Pour la nuit des musée, Yverdon met en lumière ses amérindiens
CultureLe précieux fond d'objets amérindiens, probablement rapporté par le gouverneur Frederick Haldimand au XVIIIe siècle à Yverdon, a été restauré et sera exposé pour la Nuit des musées qui a lieu samedi

Pour la Nuit des musées d’Yverdon, ce samedi (lire ci-contre), le Musée d’Yverdon et région veut mettre en lumière une collection précieuse et méconnue du grand public. «Des objets qui pourraient figurer au Quai Branly, à Paris. Nous avons une chance rare de les avoir chez nous», assure la conservatrice, France Terrier. Il s’agit ni plus ni moins d’une sélection d’objets ramenés directement de la région des Grands Lacs américains et de l’est du Minnesota dans le courant du XVIIIe siècle et du XIXe. Par qui? Plusieurs sources sans doute, parmi lesquelles le fameux Frédéric Haldimand (1718-1791), militaire yverdonnois qui s’est illustré comme gouverneur du Québec pour la couronne anglaise.

La collection, fraîchement restaurée sous l’égide du Musée cantonal d’archéologie et d’histoire, n’avait pas été exposée depuis les années 1970. C’est pourtant une véritable pépite. Une source précieuse et des témoins poignants des dernières années de vie indépendante de la culture amérindienne.

Influences européennes

Encore dans leurs cartons, les artefacts semblent avoir été utilisés pour la dernière fois hier. Il y a un petit mocassin issu probablement du Minnesota. Trois impressionnantes flèches en bois, Ottawa ou Chippewa, destinées à la chasse aux oiseaux. On trouve des raquettes à neige, finement peintes de motifs animaliers. Il y a un surprenant casse-tête en bois d’érable et en forme de crosse de fusil. Comme quoi, l’artisanat indien s’est rapidement adapté à la culture des nouveaux arrivants. «On trouve aussi de petites plaques de métal récupérées ou des perles de verre sur des sacoches faites de cuir et d’épines de porc-épic, poursuit la directrice. Des matériaux absents avant les contacts avec les Européens.»

Selon l’étude de la collection menée par l’ethnologue Christian Feest, la ceinture «wampum» en imitation de verre, un objet de prestige, pourrait d’ailleurs avoir été offerte directement à Haldimand par ses administrés.

Pour le Musée d’Yverdon, l’opération temporaire vise également à interroger la place de ces artefacts issus des épopées coloniales au milieu des collections locales. «On peut évoquer la découverte de l’autre au XVIIIe siècle, la sacralité de ces objets, leur rôle comme souvenirs ou comme support didactique, conclut France Terrier. Ce sont des questions actuelles.»
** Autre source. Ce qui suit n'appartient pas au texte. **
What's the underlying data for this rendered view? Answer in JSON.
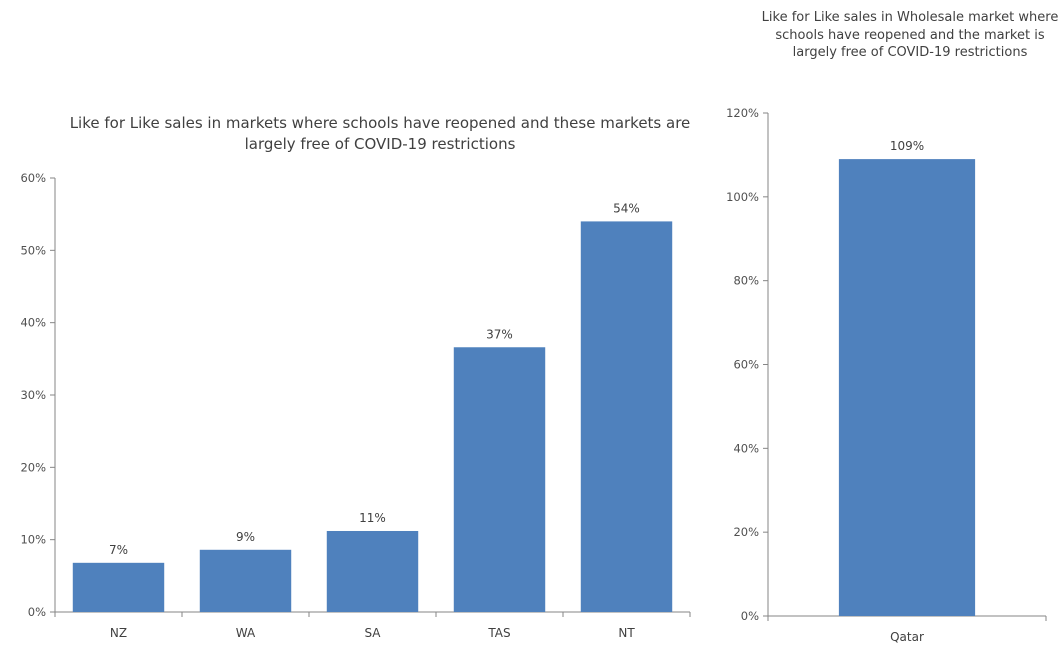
{
  "chart_data": [
    {
      "type": "bar",
      "title": "Like for Like sales in markets where schools have reopened and these markets are largely free of COVID-19 restrictions",
      "categories": [
        "NZ",
        "WA",
        "SA",
        "TAS",
        "NT"
      ],
      "values": [
        0.068,
        0.086,
        0.112,
        0.366,
        0.54
      ],
      "data_labels": [
        "7%",
        "9%",
        "11%",
        "37%",
        "54%"
      ],
      "ylim": [
        0,
        0.6
      ],
      "yticks": [
        0,
        0.1,
        0.2,
        0.3,
        0.4,
        0.5,
        0.6
      ],
      "ytick_labels": [
        "0%",
        "10%",
        "20%",
        "30%",
        "40%",
        "50%",
        "60%"
      ],
      "grid": false,
      "color": "#4F81BD"
    },
    {
      "type": "bar",
      "title": "Like for Like sales in Wholesale market where schools have reopened and the market is largely free of COVID-19 restrictions",
      "categories": [
        "Qatar"
      ],
      "values": [
        1.09
      ],
      "data_labels": [
        "109%"
      ],
      "ylim": [
        0,
        1.2
      ],
      "yticks": [
        0,
        0.2,
        0.4,
        0.6,
        0.8,
        1.0,
        1.2
      ],
      "ytick_labels": [
        "0%",
        "20%",
        "40%",
        "60%",
        "80%",
        "100%",
        "120%"
      ],
      "grid": false,
      "color": "#4F81BD"
    }
  ]
}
Le XVIIIe siècle et la figure de Haldimand auraient dû être au centre d’une grande exposition temporaire à laquelle le musée dit avoir renoncé faute de moyens humains. Une année thématique était également prévue à l’échelle des acteurs culturels de la ville. Il en reste le programme de l’Association Les XVIIIèmes d’Yverdon ainsi que le spectacle «Haldimand… je me souviens d’Yverdon», qui sera donné du 14 au 29 juin dans le parc de la Villa d’Entremonts. (24 heures)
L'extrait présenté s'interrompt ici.